Comcast’s $45 million bid to buy Time Warner Cable failed in April -- but Charter Communications was right there waiting to swoop in. Charter plans to merge with Time Warner in a deal that values the company at $78.7 billion.
But Charter didn’t end its shopping spree there. In the same announcement, the company said it would acquire Bright House Networks for $10.4 billion and shell out another $4.3 billion to buy out Liberty Broadband Corporation. The company is rebranding itself as New Charter.
“New Charter will capitalize on technology to create and maintain a more effective and efficient service model,” said Tom Rutledge, President and CEO of Charter Communications. “Put simply, the scale of New Charter, along with the combined talents we can bring to bear, position us to deliver a communications future that will unleash the full power of the two-way, interactive cable network."

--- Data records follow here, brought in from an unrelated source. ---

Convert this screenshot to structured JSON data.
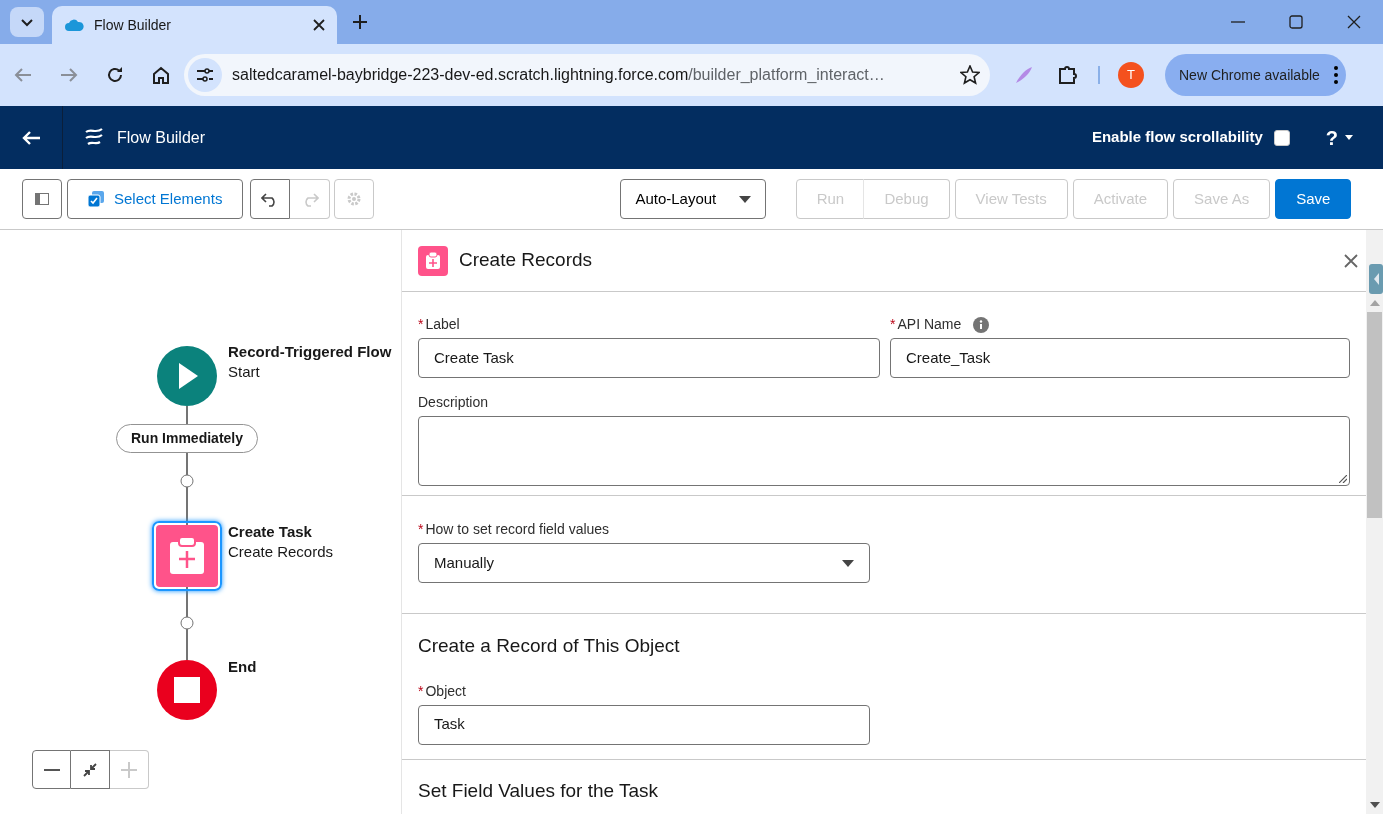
{
  "browser": {
    "tab_title": "Flow Builder",
    "url_host": "saltedcaramel-baybridge-223-dev-ed.scratch.lightning.force.com",
    "url_path": "/builder_platform_interact…",
    "avatar": "T",
    "update_label": "New Chrome available"
  },
  "app_header": {
    "title": "Flow Builder",
    "scroll_toggle": {
      "label": "Enable flow scrollability",
      "checked": false
    },
    "help": "?"
  },
  "toolbar": {
    "select_elements": "Select Elements",
    "layout": "Auto-Layout",
    "buttons": [
      {
        "label": "Run",
        "disabled": true,
        "primary": false
      },
      {
        "label": "Debug",
        "disabled": true,
        "primary": false
      },
      {
        "label": "View Tests",
        "disabled": true,
        "primary": false
      },
      {
        "label": "Activate",
        "disabled": true,
        "primary": false
      },
      {
        "label": "Save As",
        "disabled": true,
        "primary": false
      },
      {
        "label": "Save",
        "disabled": false,
        "primary": true
      }
    ]
  },
  "canvas": {
    "nodes": [
      {
        "kind": "start",
        "title": "Record-Triggered Flow",
        "subtitle": "Start"
      },
      {
        "kind": "badge",
        "title": "Run Immediately"
      },
      {
        "kind": "element",
        "title": "Create Task",
        "subtitle": "Create Records",
        "selected": true
      },
      {
        "kind": "end",
        "title": "End"
      }
    ]
  },
  "panel": {
    "title": "Create Records",
    "label_field": {
      "required_mark": "*",
      "label": "Label",
      "value": "Create Task"
    },
    "api_name_field": {
      "required_mark": "*",
      "label": "API Name",
      "value": "Create_Task"
    },
    "description_field": {
      "label": "Description"
    },
    "how_to_set": {
      "required_mark": "*",
      "label": "How to set record field values",
      "value": "Manually"
    },
    "section_object": "Create a Record of This Object",
    "object_field": {
      "required_mark": "*",
      "label": "Object",
      "value": "Task"
    },
    "section_fields": "Set Field Values for the Task"
  }
}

If the Federal Communications Commission (FCC) actually approves all the deals, Charter will ultimately serve 23.9 million customers in 41 states, promising faster speeds, wider Wi-Fi deployment in public spaces, an expansion of optical networks, more high-definition channels, better video products, and more affordable phone service.
"This agreement recognizes the unique value of Time Warner Cable, and brings together three great companies that share a common philosophy of strong operations, great products, robust network investment and putting customers first,” said Robert Marcus, chairman and CEO of Time Warner Cable. “This combination will only accelerate the great operating momentum we've seen over the last year and provide enormous opportunities for our 55,000 dedicated employees.”
Rutledge will serve as president and CEO of New Charter under a five-year employment agreement. At the close of the transactions, New Charter's board of directors will consist of 13 directors, including Rutledge, who will serve as chairman.
But will the deal make it through the FCC? When FCC Chairman Tom Wheeler had serious concerns that the Comcast-Time Warner Cable merger risks outweighed benefits to the public interest, the companies put the kibosh on the deal.
Wheeler feared a merger would have created a company with the most broadband and video subscribers in the nation alongside the ownership of significant programming interests. It was just too much power for one company. Is this deal any different?
We caught up with Jeff Kagan, an independent technology analyst, to get his thoughts on the merger. He told us he expected this deal after the Comcast Time Warner Cable deal died.
“This is what John Malone from Charter was waiting for. I think the chances of this Charter-TWC deal being approved have much better odds than the Comcast-TWC version,” Kagan said. “This will quickly grow Charter to a strong second place competitor to Comcast. This has no threats to the marketplace. So I expect approval and in fact pretty quick approval unless something comes up.”